Dentist Weston A. Price did extensive research on nutritional factors of tooth decay in the 1930’s and 1940’s. Based on his findings, Ramiel Nagel set about healing his 3 year old daughter’s extensive tooth decay and met with great success. In Cure Tooth Decay, Nagel draws upon his family’s experience with the effects of improved nutrition upon their own dental (and physical) health as well as the research of other experts and the experiences of other families.
I have read Dr. Price’s work and appreciate the time and effort that the author has put into interpreting the dietary guidelines for tooth remineralization and stopping decay. I don’t agree with all his conclusions or suggestions, but his findings are interesting. This book helped make it easier for me to incorporate Dr. Price’s diet into my own lifestyle and also gave me new ideas for nutritional healing and reminders – like returning to using the water pik – for dental health.
I highly recommend Cure Tooth Decay to anyone looking for more information on proper nutrition and healthy dietary guidelines.

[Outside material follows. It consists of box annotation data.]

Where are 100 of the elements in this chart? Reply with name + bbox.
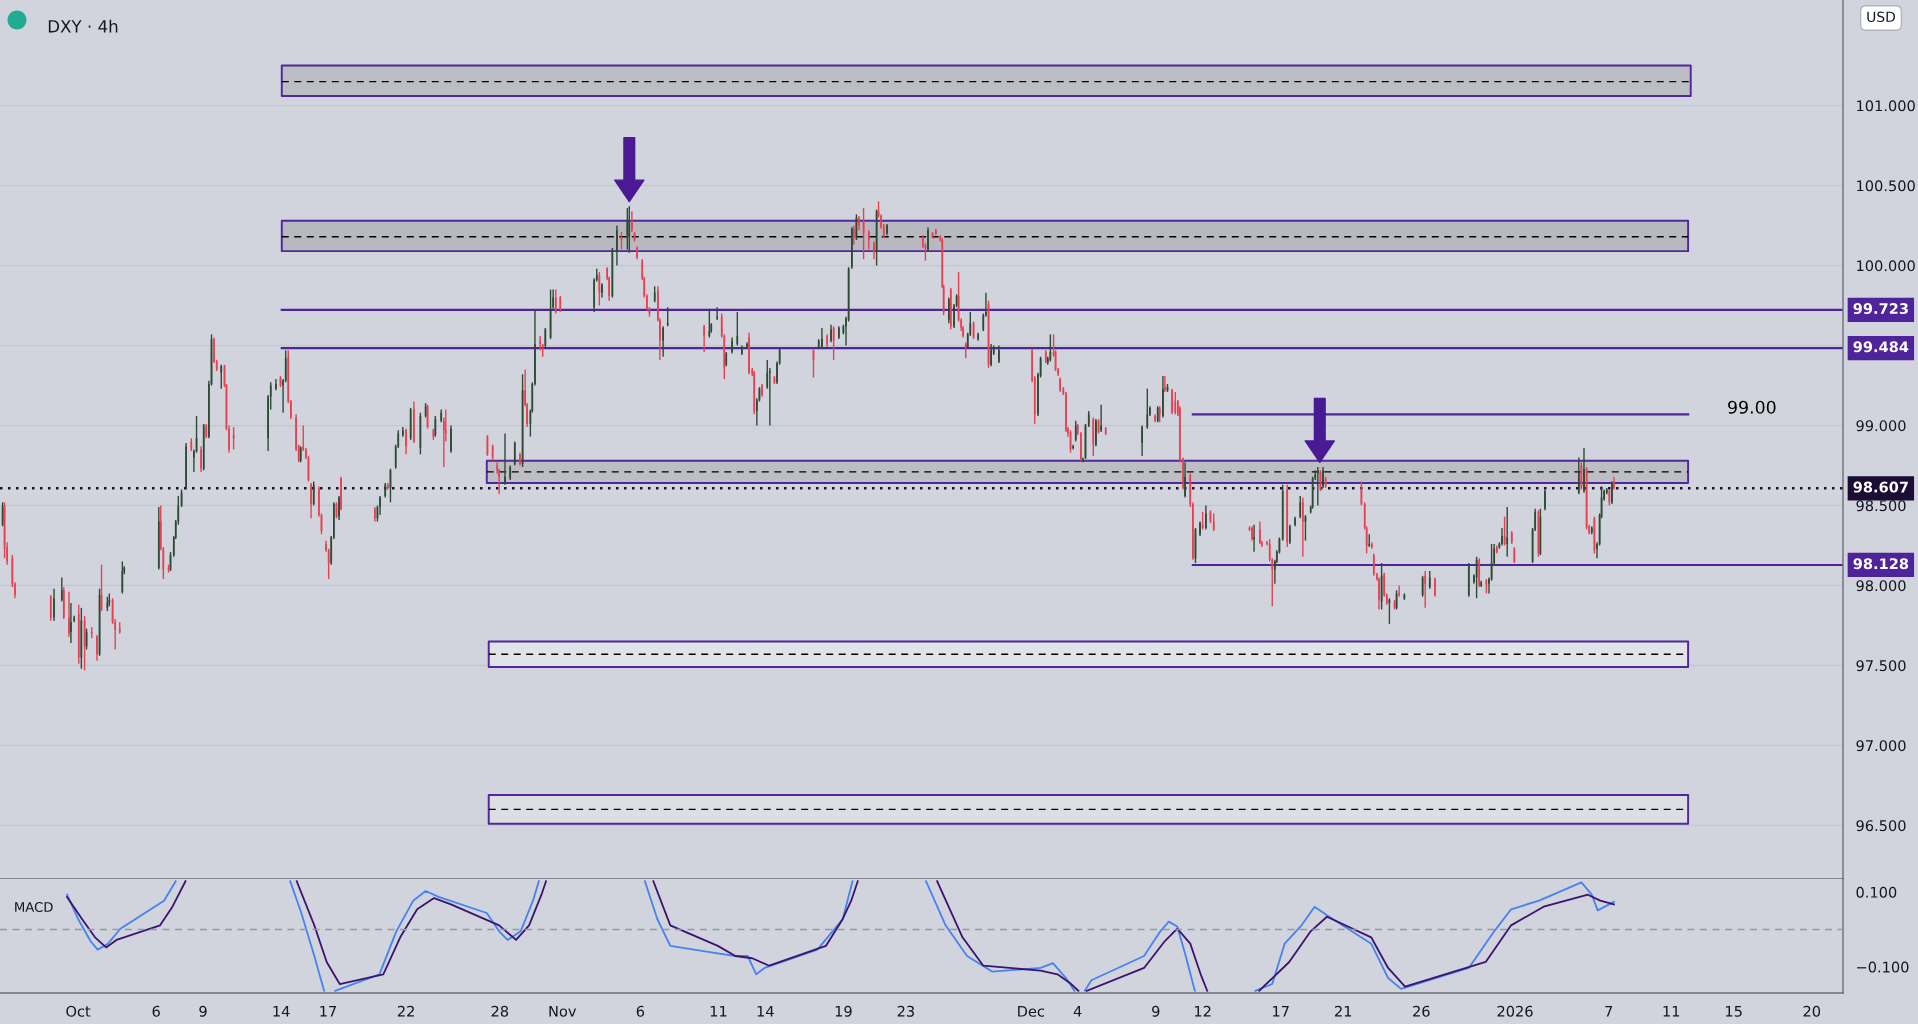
y-tick-label: 96.500 — [1856, 820, 1906, 832]
candlestick — [1322, 466, 1324, 489]
candlestick — [977, 332, 979, 342]
candlestick — [1146, 388, 1149, 430]
x-tick-label: 23 — [897, 1005, 914, 1017]
candlestick — [504, 432, 506, 486]
y-tick-label: 100.500 — [1857, 180, 1915, 192]
candlestick — [1104, 426, 1107, 436]
candlestick — [1072, 444, 1074, 451]
candlestick — [185, 442, 187, 491]
candlestick — [310, 482, 312, 519]
y-tick-label: 100.000 — [1857, 260, 1915, 272]
candlestick — [1299, 495, 1302, 519]
x-tick-label: 17 — [1273, 1005, 1289, 1017]
candlestick — [886, 223, 888, 236]
candlestick — [826, 333, 828, 348]
candlestick — [636, 245, 638, 260]
candlestick — [1613, 475, 1615, 491]
candlestick — [60, 576, 63, 603]
y-tick-label: 98.500 — [1856, 500, 1906, 512]
candlestick — [626, 207, 629, 251]
candlestick — [666, 306, 669, 328]
candlestick — [53, 587, 55, 622]
x-tick-label: 4 — [1073, 1005, 1082, 1017]
candlestick — [1174, 391, 1177, 416]
candlestick — [1141, 424, 1143, 457]
candlestick — [1577, 456, 1580, 495]
data-label: 98.128 — [1853, 558, 1909, 570]
candlestick — [1513, 546, 1516, 564]
candlestick — [1424, 570, 1427, 609]
candlestick — [1199, 520, 1201, 537]
data-label: 99.484 — [1853, 341, 1909, 353]
text: USD — [1867, 11, 1896, 23]
candlestick — [1288, 523, 1291, 545]
x-tick-label: Nov — [549, 1005, 577, 1017]
y-tick-label: 0.100 — [1856, 886, 1897, 898]
candlestick — [338, 495, 340, 521]
text: MACD — [15, 902, 53, 912]
x-tick-label: 11 — [1663, 1005, 1680, 1017]
candlestick — [662, 325, 664, 358]
candlestick — [947, 296, 950, 324]
candlestick — [1205, 504, 1207, 531]
candlestick — [1544, 488, 1546, 511]
candlestick — [631, 210, 633, 233]
x-tick-label: 21 — [1334, 1005, 1352, 1017]
candlestick — [275, 378, 277, 392]
candlestick — [1501, 527, 1503, 547]
x-tick-label: 19 — [835, 1005, 852, 1017]
candlestick — [821, 327, 823, 350]
x-tick-label: 12 — [1194, 1005, 1211, 1017]
x-tick-label: 14 — [757, 1005, 774, 1017]
candlestick — [200, 445, 202, 473]
candlestick — [1059, 376, 1061, 393]
candlestick — [927, 226, 929, 252]
y-tick-label: 98.000 — [1856, 580, 1906, 592]
candlestick — [373, 506, 376, 523]
x-tick-label: 6 — [152, 1005, 160, 1017]
candlestick — [1398, 584, 1401, 598]
x-tick-label: 15 — [1725, 1005, 1742, 1017]
candlestick — [830, 324, 832, 344]
candlestick — [628, 205, 631, 254]
candlestick — [1171, 388, 1173, 416]
candlestick — [96, 634, 98, 662]
candlestick — [837, 325, 840, 340]
x-tick-label: 22 — [397, 1005, 414, 1017]
candlestick — [1372, 552, 1375, 577]
y-tick-label: 97.000 — [1856, 740, 1906, 752]
candlestick — [1583, 447, 1585, 494]
x-tick-label: 26 — [1413, 1005, 1430, 1017]
x-tick-label: 28 — [491, 1005, 509, 1017]
x-tick-label: 9 — [1152, 1005, 1160, 1017]
ref-line-label: 98.607 — [1853, 481, 1908, 493]
candlestick — [616, 224, 618, 267]
candlestick — [601, 282, 603, 299]
candlestick — [731, 336, 733, 355]
candlestick — [867, 229, 870, 251]
candlestick — [387, 482, 389, 491]
candlestick — [413, 400, 415, 444]
candlestick — [832, 325, 835, 361]
x-tick-label: 20 — [1803, 1005, 1821, 1017]
x-tick-label: 7 — [1605, 1005, 1613, 1017]
candlestick — [220, 364, 223, 390]
x-tick-label: 6 — [636, 1005, 645, 1017]
x-tick-label: 9 — [199, 1005, 207, 1017]
candlestick — [741, 344, 743, 356]
annotation: 99.00 — [1728, 400, 1776, 414]
y-tick-label: 99.000 — [1856, 420, 1906, 432]
candlestick — [1154, 413, 1156, 423]
y-tick-label: −0.100 — [1857, 961, 1909, 973]
x-tick-label: 2026 — [1497, 1005, 1533, 1017]
candlestick — [990, 343, 992, 368]
candlestick — [873, 240, 875, 260]
candlestick — [1095, 418, 1097, 447]
data-label: 99.723 — [1853, 303, 1908, 315]
candlestick — [1302, 496, 1304, 558]
candlestick — [513, 440, 516, 467]
candlestick — [49, 594, 52, 622]
candlestick — [519, 452, 521, 467]
candlestick — [405, 428, 407, 455]
candlestick — [761, 383, 763, 398]
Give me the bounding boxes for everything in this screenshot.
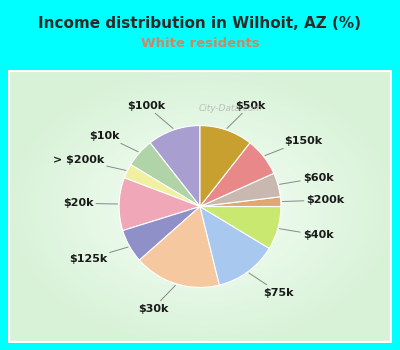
Wedge shape xyxy=(200,173,280,206)
Text: $10k: $10k xyxy=(90,131,138,152)
Wedge shape xyxy=(200,143,274,206)
Text: > $200k: > $200k xyxy=(53,155,126,170)
Wedge shape xyxy=(119,178,200,231)
Text: $150k: $150k xyxy=(265,135,322,156)
Text: $30k: $30k xyxy=(138,285,176,314)
Wedge shape xyxy=(200,126,250,206)
Wedge shape xyxy=(200,206,269,285)
Text: $125k: $125k xyxy=(69,247,128,264)
Text: City-Data.com: City-Data.com xyxy=(199,104,263,113)
Wedge shape xyxy=(150,126,200,206)
Text: $20k: $20k xyxy=(63,198,118,208)
Text: $200k: $200k xyxy=(282,195,345,205)
Text: Income distribution in Wilhoit, AZ (%): Income distribution in Wilhoit, AZ (%) xyxy=(38,16,362,31)
Wedge shape xyxy=(124,164,200,206)
Text: $50k: $50k xyxy=(227,100,265,128)
Wedge shape xyxy=(131,143,200,206)
Text: White residents: White residents xyxy=(141,37,259,50)
Text: $60k: $60k xyxy=(280,173,334,184)
Text: $40k: $40k xyxy=(280,229,334,240)
Wedge shape xyxy=(200,197,281,206)
Wedge shape xyxy=(123,206,200,260)
Wedge shape xyxy=(140,206,219,287)
Text: $75k: $75k xyxy=(249,273,294,298)
Wedge shape xyxy=(200,206,281,248)
Text: $100k: $100k xyxy=(127,100,173,128)
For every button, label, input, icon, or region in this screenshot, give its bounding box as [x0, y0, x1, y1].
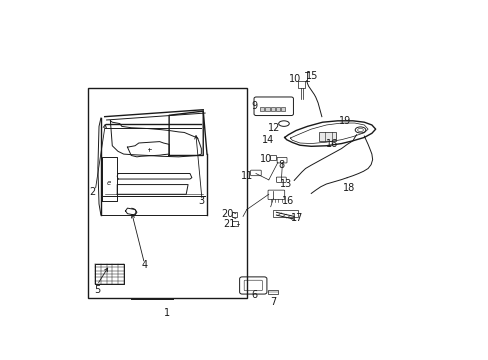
Bar [270, 107, 274, 111]
Text: 4: 4 [141, 260, 147, 270]
Text: 16: 16 [281, 195, 293, 206]
Text: 17: 17 [290, 213, 303, 224]
Text: 15: 15 [305, 71, 318, 81]
Text: 18: 18 [342, 184, 355, 193]
Bar [281, 107, 285, 111]
Text: 7: 7 [269, 297, 276, 307]
Text: 10: 10 [259, 154, 271, 164]
Text: 3: 3 [198, 196, 204, 206]
Bar [260, 107, 264, 111]
Text: 16: 16 [325, 139, 338, 149]
Bar [269, 155, 275, 160]
Text: 12: 12 [267, 123, 280, 133]
Text: 11: 11 [240, 171, 252, 181]
Bar [318, 132, 335, 141]
Text: 14: 14 [261, 135, 273, 145]
Bar [231, 212, 237, 217]
Text: 20: 20 [221, 209, 234, 219]
Text: 2: 2 [89, 186, 95, 197]
Text: 19: 19 [338, 116, 350, 126]
Bar [95, 264, 123, 284]
Bar [297, 81, 304, 87]
Bar [265, 107, 269, 111]
Text: 6: 6 [251, 291, 257, 301]
Bar [232, 221, 237, 226]
Text: 1: 1 [164, 309, 170, 319]
Text: 8: 8 [278, 160, 284, 170]
Bar [273, 210, 297, 217]
Bar [275, 107, 280, 111]
Bar [267, 290, 278, 294]
Text: 10: 10 [288, 74, 301, 84]
Text: 9: 9 [251, 101, 257, 111]
Text: 13: 13 [280, 179, 292, 189]
Text: 21: 21 [223, 219, 235, 229]
Bar [87, 87, 246, 298]
Text: e: e [106, 180, 111, 185]
Text: 5: 5 [94, 285, 100, 295]
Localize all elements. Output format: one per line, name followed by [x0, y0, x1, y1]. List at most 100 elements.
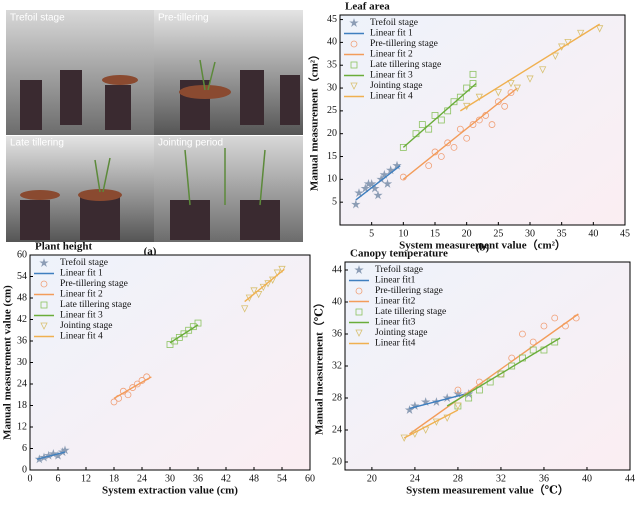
- point: [180, 330, 188, 338]
- point: [519, 330, 526, 338]
- point: [110, 398, 118, 406]
- legend-label: Late tillering stage: [375, 307, 446, 317]
- legend-label: Pre-tillering stage: [60, 279, 128, 289]
- y-tick-label: 25: [327, 105, 337, 116]
- point: [255, 291, 263, 299]
- x-tick-label: 20: [367, 473, 377, 484]
- legend-label: Linear fit 3: [370, 70, 413, 81]
- legend-symbol: [354, 265, 364, 274]
- y-tick-label: 42: [17, 314, 27, 325]
- y-tick-label: 24: [17, 378, 27, 389]
- point: [360, 183, 371, 193]
- point: [379, 169, 390, 179]
- point: [507, 80, 515, 88]
- fit-line: [402, 82, 477, 148]
- legend-symbol: [355, 329, 363, 337]
- point: [475, 93, 483, 102]
- y-tick-label: 60: [17, 249, 27, 260]
- photo: [154, 10, 303, 135]
- point: [175, 334, 183, 341]
- point: [392, 160, 402, 170]
- point: [456, 93, 464, 101]
- x-tick-label: 60: [305, 473, 315, 484]
- legend-label: Linear fit 1: [370, 28, 413, 39]
- y-tick-label: 40: [327, 37, 337, 48]
- y-tick-label: 35: [327, 60, 337, 71]
- legend-label: Late tillering stage: [60, 300, 131, 310]
- legend-symbol: [349, 18, 359, 27]
- y-tick-label: 30: [327, 82, 337, 93]
- legend-symbol: [355, 287, 363, 295]
- fit-line: [409, 392, 469, 410]
- point: [551, 314, 559, 322]
- point: [513, 84, 521, 92]
- point: [431, 112, 439, 119]
- chart-title: Leaf area: [345, 1, 390, 13]
- chart-title: Plant height: [35, 241, 92, 253]
- fit-line: [409, 313, 579, 435]
- point: [385, 165, 396, 175]
- photo-panel: Trefoil stage Pre-tillering Late tilleri…: [6, 10, 303, 258]
- legend-label: Jointing stage: [370, 81, 423, 91]
- x-axis-label: System measurement value（cm²）: [399, 239, 566, 252]
- caption: (b): [476, 242, 490, 254]
- legend-symbol: [40, 301, 48, 309]
- point: [456, 125, 464, 133]
- point: [596, 25, 604, 33]
- y-axis-label: Manual measurement value (cm): [2, 285, 14, 440]
- fit-line: [169, 324, 199, 344]
- legend-label: Linear fit 1: [60, 268, 103, 279]
- point: [133, 380, 141, 388]
- y-tick-label: 44: [332, 264, 342, 275]
- x-tick-label: 30: [525, 228, 535, 239]
- y-tick-label: 20: [327, 128, 337, 139]
- point: [194, 319, 202, 327]
- y-tick-label: 12: [17, 421, 27, 432]
- legend-label: Pre-tillering stage: [370, 39, 438, 49]
- point: [185, 326, 193, 334]
- x-tick-label: 36: [539, 473, 549, 484]
- point: [494, 89, 502, 97]
- point: [501, 102, 509, 110]
- point: [454, 386, 462, 394]
- point: [425, 125, 433, 133]
- legend-label: Linear fit 3: [60, 310, 103, 321]
- chart: 20 24 28 32 36 40 44 20 24 28 32 36 40 44 Canopy tempe…: [313, 248, 635, 497]
- x-tick-label: 42: [221, 473, 231, 484]
- x-axis-label: System extraction value (cm): [102, 485, 238, 497]
- y-tick-label: 30: [17, 357, 27, 368]
- x-tick-label: 5: [369, 228, 374, 239]
- x-tick-label: 18: [109, 473, 119, 484]
- fit-line: [446, 337, 561, 407]
- y-tick-label: 5: [332, 196, 337, 207]
- point: [450, 143, 458, 151]
- point: [366, 178, 377, 188]
- point: [507, 89, 515, 97]
- legend-label: Trefoil stage: [375, 264, 423, 275]
- x-tick-label: 48: [249, 473, 259, 484]
- photo-label: Pre-tillering: [158, 13, 209, 24]
- x-tick-label: 24: [137, 473, 147, 484]
- point: [411, 430, 419, 438]
- photo-label: Jointing period: [158, 138, 223, 149]
- point: [245, 294, 253, 302]
- x-tick-label: 40: [582, 473, 592, 484]
- point: [418, 121, 426, 128]
- legend-symbol: [39, 258, 49, 267]
- y-tick-label: 18: [17, 400, 27, 411]
- point: [454, 402, 462, 410]
- legend-symbol: [350, 40, 358, 48]
- x-tick-label: 54: [277, 473, 287, 484]
- fit-line: [403, 409, 459, 439]
- chart-title: Canopy temperature: [350, 248, 448, 260]
- y-tick-label: 0: [22, 464, 27, 475]
- point: [420, 397, 431, 406]
- x-tick-label: 40: [588, 228, 598, 239]
- photo-label: Late tillering: [10, 138, 64, 149]
- legend-label: Linear fit 4: [60, 331, 103, 342]
- x-tick-label: 24: [410, 473, 420, 484]
- point: [166, 341, 174, 348]
- point: [382, 178, 393, 188]
- legend-symbol: [350, 82, 358, 90]
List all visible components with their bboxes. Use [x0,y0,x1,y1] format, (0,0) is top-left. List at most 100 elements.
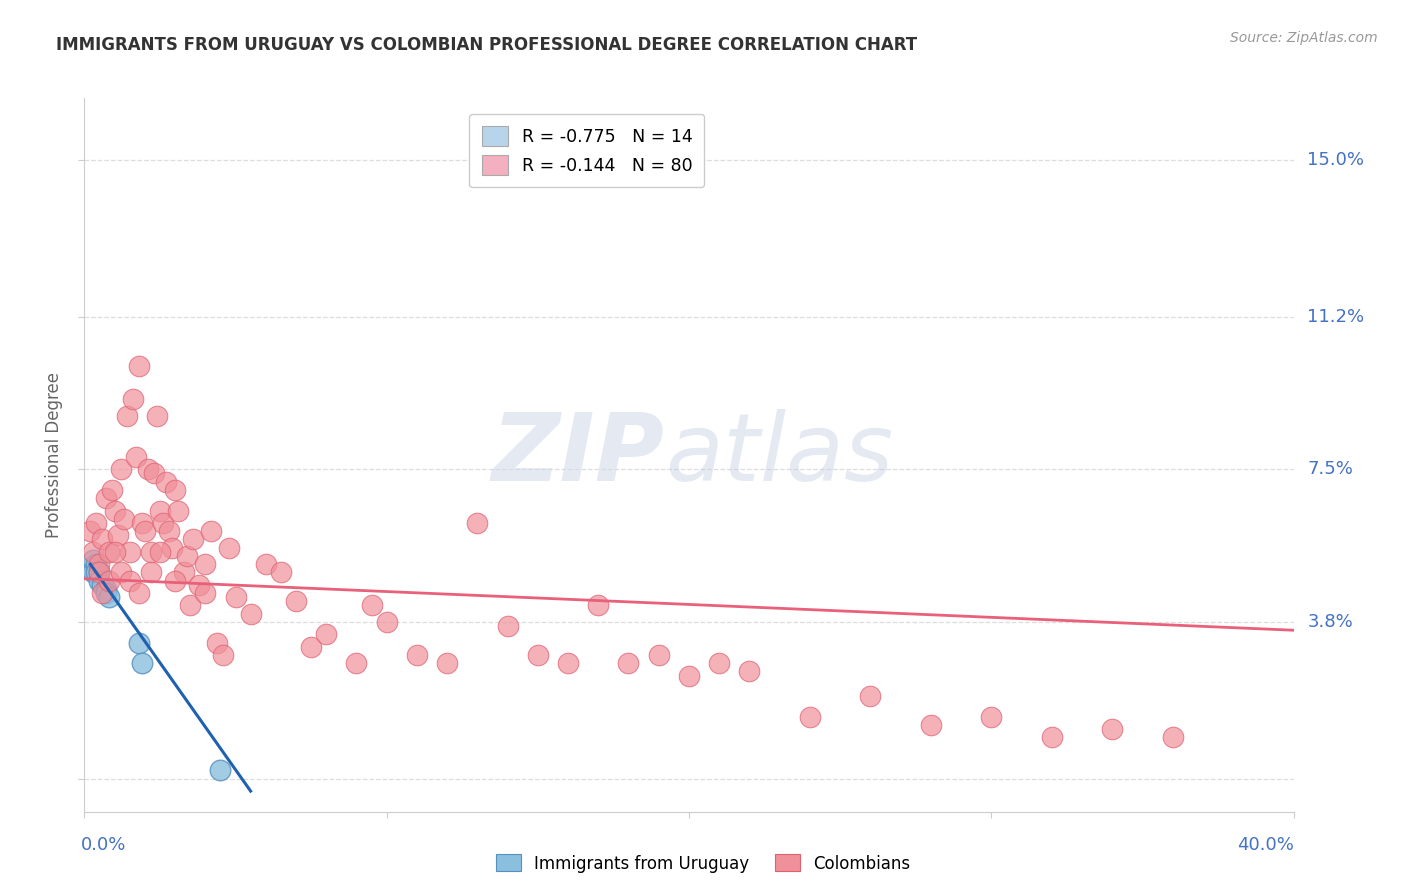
Point [89,558,111,572]
Point [181,533,204,547]
Point [212,648,235,662]
Point [163,483,186,497]
Point [200,524,222,539]
Text: 7.5%: 7.5% [1308,460,1354,478]
Point [557,657,579,671]
Text: Source: ZipAtlas.com: Source: ZipAtlas.com [1230,31,1378,45]
Text: 15.0%: 15.0% [1308,151,1364,169]
Point [131,657,153,671]
Point [118,545,141,559]
Point [134,524,156,539]
Point [86,566,108,580]
Point [104,503,127,517]
Point [315,627,337,641]
Point [980,710,1002,724]
Point [100,483,122,497]
Point [179,599,201,613]
Point [1040,731,1063,745]
Point [139,566,162,580]
Point [136,462,159,476]
Point [375,615,398,629]
Point [112,512,135,526]
Point [86,516,108,530]
Point [920,718,942,732]
Point [121,392,143,407]
Point [139,545,162,559]
Point [155,475,177,489]
Point [270,566,292,580]
Point [194,586,217,600]
Point [299,640,322,654]
Point [496,619,519,633]
Point [107,528,129,542]
Point [94,582,117,596]
Text: 0.0%: 0.0% [82,837,127,855]
Point [157,524,180,539]
Point [188,578,211,592]
Point [1161,731,1184,745]
Point [149,503,172,517]
Point [218,541,240,555]
Text: ZIP: ZIP [492,409,665,501]
Point [142,467,165,481]
Text: 40.0%: 40.0% [1237,837,1294,855]
Point [436,657,458,671]
Point [647,648,671,662]
Point [91,578,114,592]
Point [128,635,150,649]
Point [97,591,120,605]
Point [588,599,610,613]
Point [163,574,186,588]
Point [97,574,120,588]
Point [738,665,761,679]
Point [152,516,174,530]
Text: atlas: atlas [665,409,893,500]
Point [617,657,640,671]
Point [360,599,382,613]
Point [859,690,882,704]
Point [225,591,247,605]
Point [167,503,190,517]
Point [82,545,104,559]
Point [118,574,141,588]
Point [207,635,229,649]
Text: 11.2%: 11.2% [1308,308,1365,326]
Point [89,566,111,580]
Point [284,594,308,608]
Point [131,516,153,530]
Point [467,516,489,530]
Point [89,566,111,580]
Point [86,558,108,572]
Point [194,558,217,572]
Point [146,409,169,423]
Point [94,491,117,506]
Point [346,657,368,671]
Point [89,574,111,588]
Point [176,549,198,563]
Point [799,710,821,724]
Point [104,545,127,559]
Point [1101,723,1123,737]
Point [125,450,148,464]
Point [82,553,104,567]
Legend: R = -0.775   N = 14, R = -0.144   N = 80: R = -0.775 N = 14, R = -0.144 N = 80 [470,114,704,187]
Point [406,648,429,662]
Point [209,764,232,778]
Point [94,586,117,600]
Point [110,462,132,476]
Y-axis label: Professional Degree: Professional Degree [45,372,63,538]
Point [79,524,101,539]
Point [128,359,150,374]
Point [128,586,150,600]
Point [91,533,114,547]
Point [678,668,700,682]
Point [82,566,104,580]
Point [91,586,114,600]
Text: IMMIGRANTS FROM URUGUAY VS COLOMBIAN PROFESSIONAL DEGREE CORRELATION CHART: IMMIGRANTS FROM URUGUAY VS COLOMBIAN PRO… [56,36,917,54]
Point [97,545,120,559]
Point [526,648,548,662]
Point [709,657,731,671]
Point [254,558,277,572]
Legend: Immigrants from Uruguay, Colombians: Immigrants from Uruguay, Colombians [489,847,917,880]
Point [115,409,138,423]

I bought the Kindle version from Amazon.
Could you live off-grid without a refrigerator? Susan Gregersen has for over 30 years. She wrote Life Without Refrigeration to share her experiences and tips for preserving food without benefit of a fridge. She explains how bacterial growth and spoilage occur, and why some foods need to be kept cold.
To start with, several chapters address places to keep food cool –
basements and crawl spaces.
She then devotes a chapter to alternative means of preserving food –
With each method of storage or preservation, Ms. Gregersen offers examples of which foods are best suited for that method. I was particularly interested in the dairy and meat suggestions and found some new ideas for dehydrating that I plan to try. Especially cottage cheese and sour cream. Apparently it is possible. As another alternative, she gives information on commercial dried and canned meat, dairy and eggs, and alternatives. Raising meat and dairy animals is also an option.
I have stored food in my unheated workshop for many years with great success. Mostly canned, dehydrated, or dry goods, but also citrus and root veggies, wrapped in newspaper and put in boxes. It is very important to pay attention to signs of spoilage and know what kinds of storage or preservation are safe for the foods you are storing. Also how soon to use them.
Although Susan does not give detailed instructions for the projects offered, they serve as a springboard for ideas to further research.
To sum up, this book is a handy reference guide to all of the above, for the beginner. If you are looking for more advanced storage and preservation methods, such as for meat and dairy, it is a good jumping off point.
I bought Life Without Refrigeration from Amazon, Kindle Version. I did not receive any compensation for this review.